CSE PhD student Matt Perez has been selected to receive a 2019 NSF Graduate Research Fellowship for his project aiming to automatically track the progression of Huntington Disease. Huntington Disease is a progressive neurodegenerative disease that impairs motor skills, cognition, and speech, and monitoring its progression is a key component to clinical research involving the development of new treatments. Perez’s research, advised by Prof. Emily Mower Provost, focuses on analyzing speech patterns of patients with Huntington Disease and identifying acoustic biomarkers that can be used to track symptom severity.
Current methods require in-clinic assessments that are expensive and time-consuming. Patients visit a clinic and record their speech for manual analysis – instead, Perez and Mower Provost envision an app that can collect patient data, perform analysis, and ultimately provide clinicians with more accurate and helpful information for remote health monitoring.
An automated, speech-based system would monitor symptoms more frequently and more effectively, allowing for real-time recording and analysis to provide an ongoing picture of disease progression. In the course of this research, Perez is consulting with speech pathologists and other clinical researchers from U-M and Northwestern University.

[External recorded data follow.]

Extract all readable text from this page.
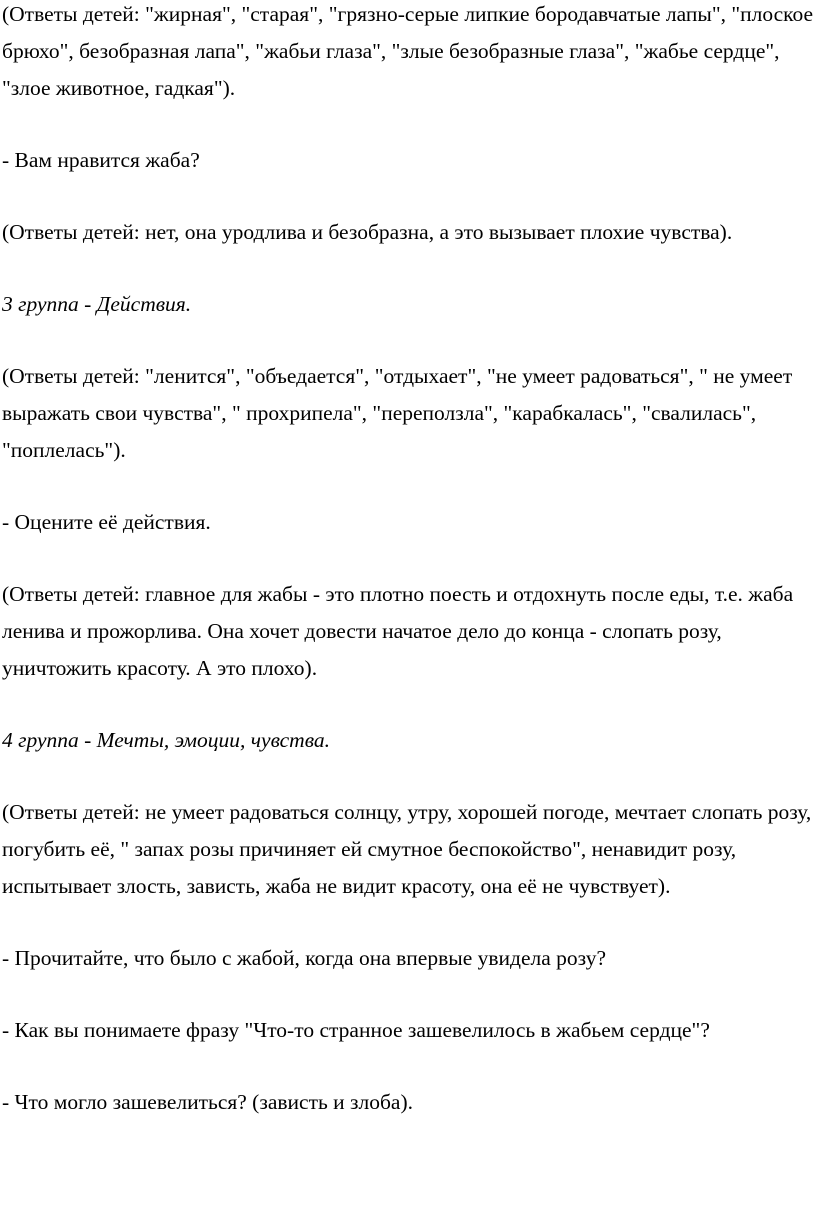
(Ответы детей: "жирная", "старая", "грязно-серые липкие бородавчатые лапы", "плоское брюхо", безобразная лапа", "жабьи глаза", "злые безобразные глаза", "жабье сердце", "злое животное, гадкая").

- Вам нравится жаба?

(Ответы детей: нет, она уродлива и безобразна, а это вызывает плохие чувства).

3 группа - Действия.

(Ответы детей: "ленится", "объедается", "отдыхает", "не умеет радоваться", " не умеет выражать свои чувства", " прохрипела", "переползла", "карабкалась", "свалилась", "поплелась").

- Оцените её действия.

(Ответы детей: главное для жабы - это плотно поесть и отдохнуть после еды, т.е. жаба ленива и прожорлива. Она хочет довести начатое дело до конца - слопать розу, уничтожить красоту. А это плохо).

4 группа - Мечты, эмоции, чувства.

(Ответы детей: не умеет радоваться солнцу, утру, хорошей погоде, мечтает слопать розу, погубить её, " запах розы причиняет ей смутное беспокойство", ненавидит розу, испытывает злость, зависть, жаба не видит красоту, она её не чувствует).

- Прочитайте, что было с жабой, когда она впервые увидела розу?

- Как вы понимаете фразу "Что-то странное зашевелилось в жабьем сердце"?

- Что могло зашевелиться? (зависть и злоба).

A unique challenge presented by the project is the limited data available on Huntington Disease.
“Many current projects in the CS field are big-data driven,” says Perez. “But with the specific application of Huntington Disease, which is fairly rare, we don’t have the luxury of applying traditional big data approaches.”
Instead, Perez works on developing tailored solutions that lean on clinical information and research, which he says highlights the importance of clinical collaboration. “As computer scientists, we can provide insight about the strengths and limitations of specific machine learning techniques so that we can ultimately work towards creating strong, robust models that are tailored for characterizing Huntington Disease using speech.
This summer, Perez will be conducting further research on applying speech analysis and signal process to the health domain during an internship at MIT Lincoln Laboratory in Boston. Some of his work there will focus on applying machine learning and speech processing for monitoring health/well-being.